Tiny Track (15 minutes, 8 GPUs) — Best validation loss: 3.365

Limited Track (1 hour, 8 GPUs) — Best validation loss: 3.252

Unlimited Track (no time limit) — Best validation loss: 3.045 (achieved March 19, ~44 hours on 16 GPUs)

Why cheaper AI training matters for everyone

Right now, training a frontier AI model costs hundreds of millions of dollars, largely because of the massive datasets required. If data efficiency can improve by 10x or even 100x, the implications are enormous:

For businesses: Smaller companies could train specialized AI models on their own data — think a law firm training AI on its case history, or a hospital training on its patient records — without needing Google-scale budgets.

For privacy: Less data needed means AI models could be trained on smaller, more carefully curated datasets, reducing the need to scrape the entire internet.

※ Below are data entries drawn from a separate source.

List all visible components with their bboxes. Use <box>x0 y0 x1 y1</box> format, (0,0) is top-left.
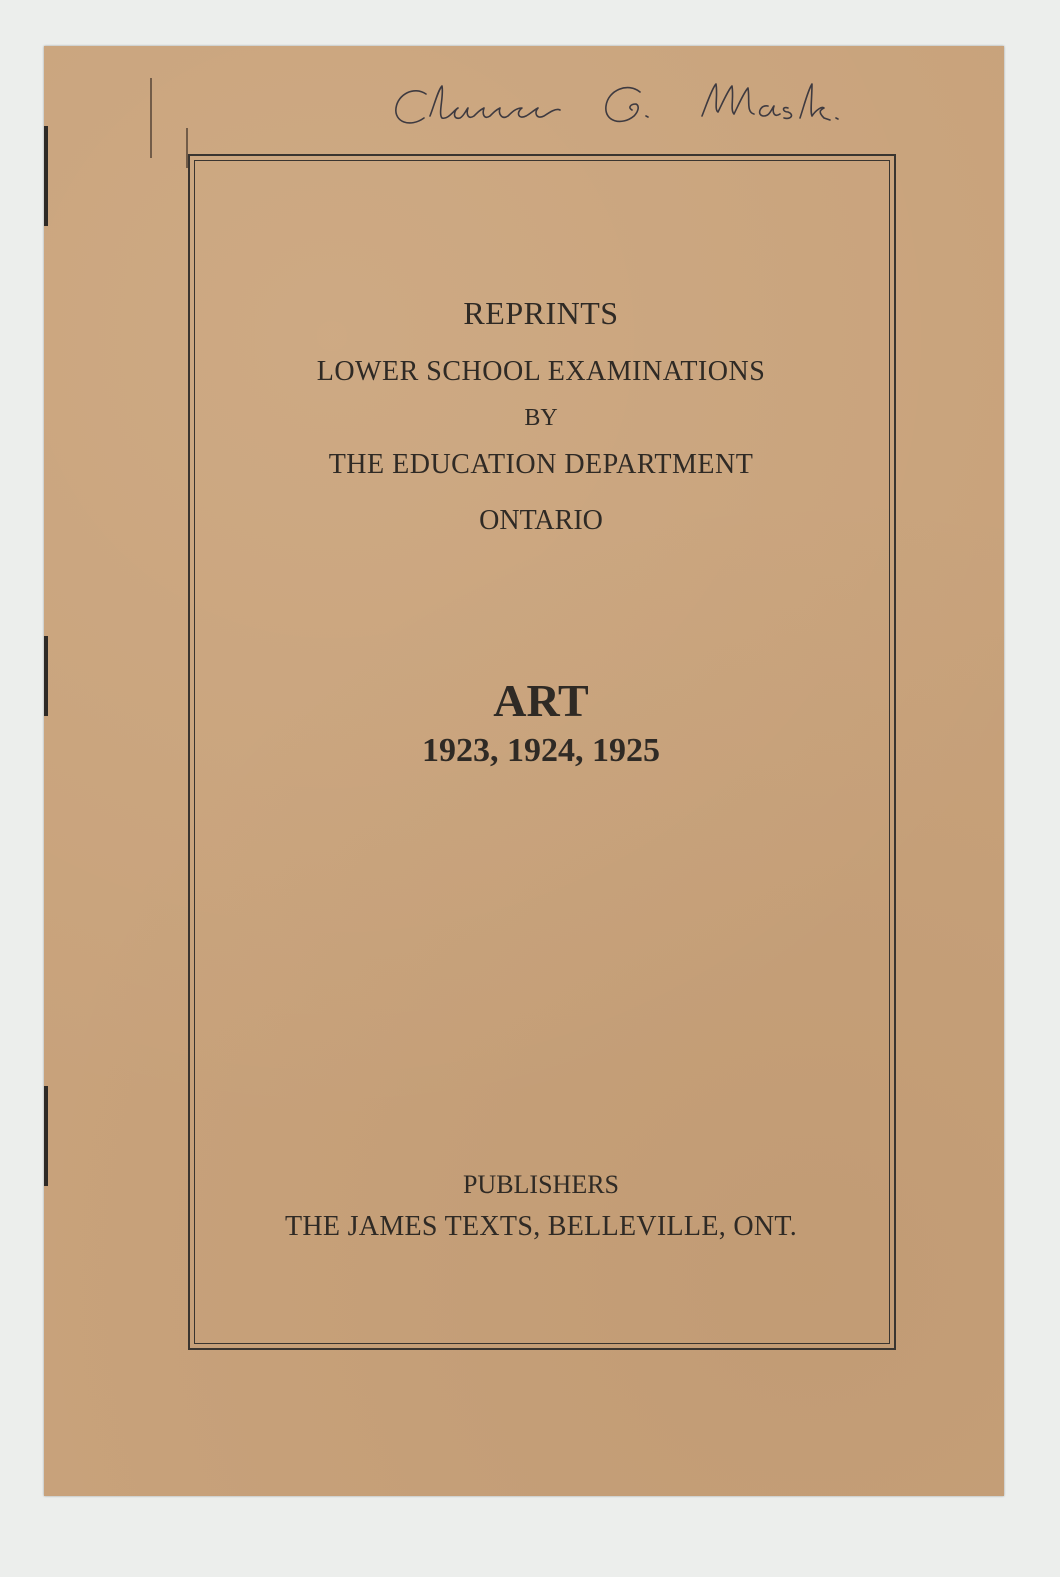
cover-text-block <box>194 160 888 1342</box>
years-text: 1923, 1924, 1925 <box>422 732 660 769</box>
pencil-mark <box>150 78 152 158</box>
department-name: THE EDUCATION DEPARTMENT <box>328 449 754 480</box>
staple-mark-middle <box>44 636 48 716</box>
subject-title: ART <box>493 675 589 726</box>
examinations-subtitle: LOWER SCHOOL EXAMINATIONS <box>316 356 766 387</box>
staple-mark-bottom <box>44 1086 48 1186</box>
staple-mark-top <box>44 126 48 226</box>
publisher-name: THE JAMES TEXTS, BELLEVILLE, ONT. <box>284 1211 798 1242</box>
handwritten-signature <box>384 76 944 146</box>
signature-drawing <box>384 76 944 146</box>
reprints-heading: REPRINTS <box>463 295 619 331</box>
publishers-label: PUBLISHERS <box>462 1170 620 1199</box>
booklet-cover <box>44 46 1004 1496</box>
province-name: ONTARIO <box>479 505 603 536</box>
by-text: BY <box>524 405 558 431</box>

For specialized fields: Industries with limited data (medical imaging, rare languages, scientific research) could build powerful AI tools that were previously impossible.

As one researcher put it: "If high-quality training data becomes the real bottleneck, then the interesting question is how much signal you can extract." Q Labs is answering that question — and the answer is getting bigger every week.

Try it yourself

The full project is open source on GitHub with 320+ stars. You'll need access to GPUs to participate in the benchmark, but the code and techniques are free to study.

git clone https://github.com/qlabs-eng/slowrun.git && cd slowrun
pip install -r requirements.txt
python prepare_data.py
torchrun --standalone --nproc_per_node=8 train.py

Q Labs projects that 100x data efficiency may be within reach with further algorithmic innovation. If they're right, the economics of AI training are about to change fundamentally.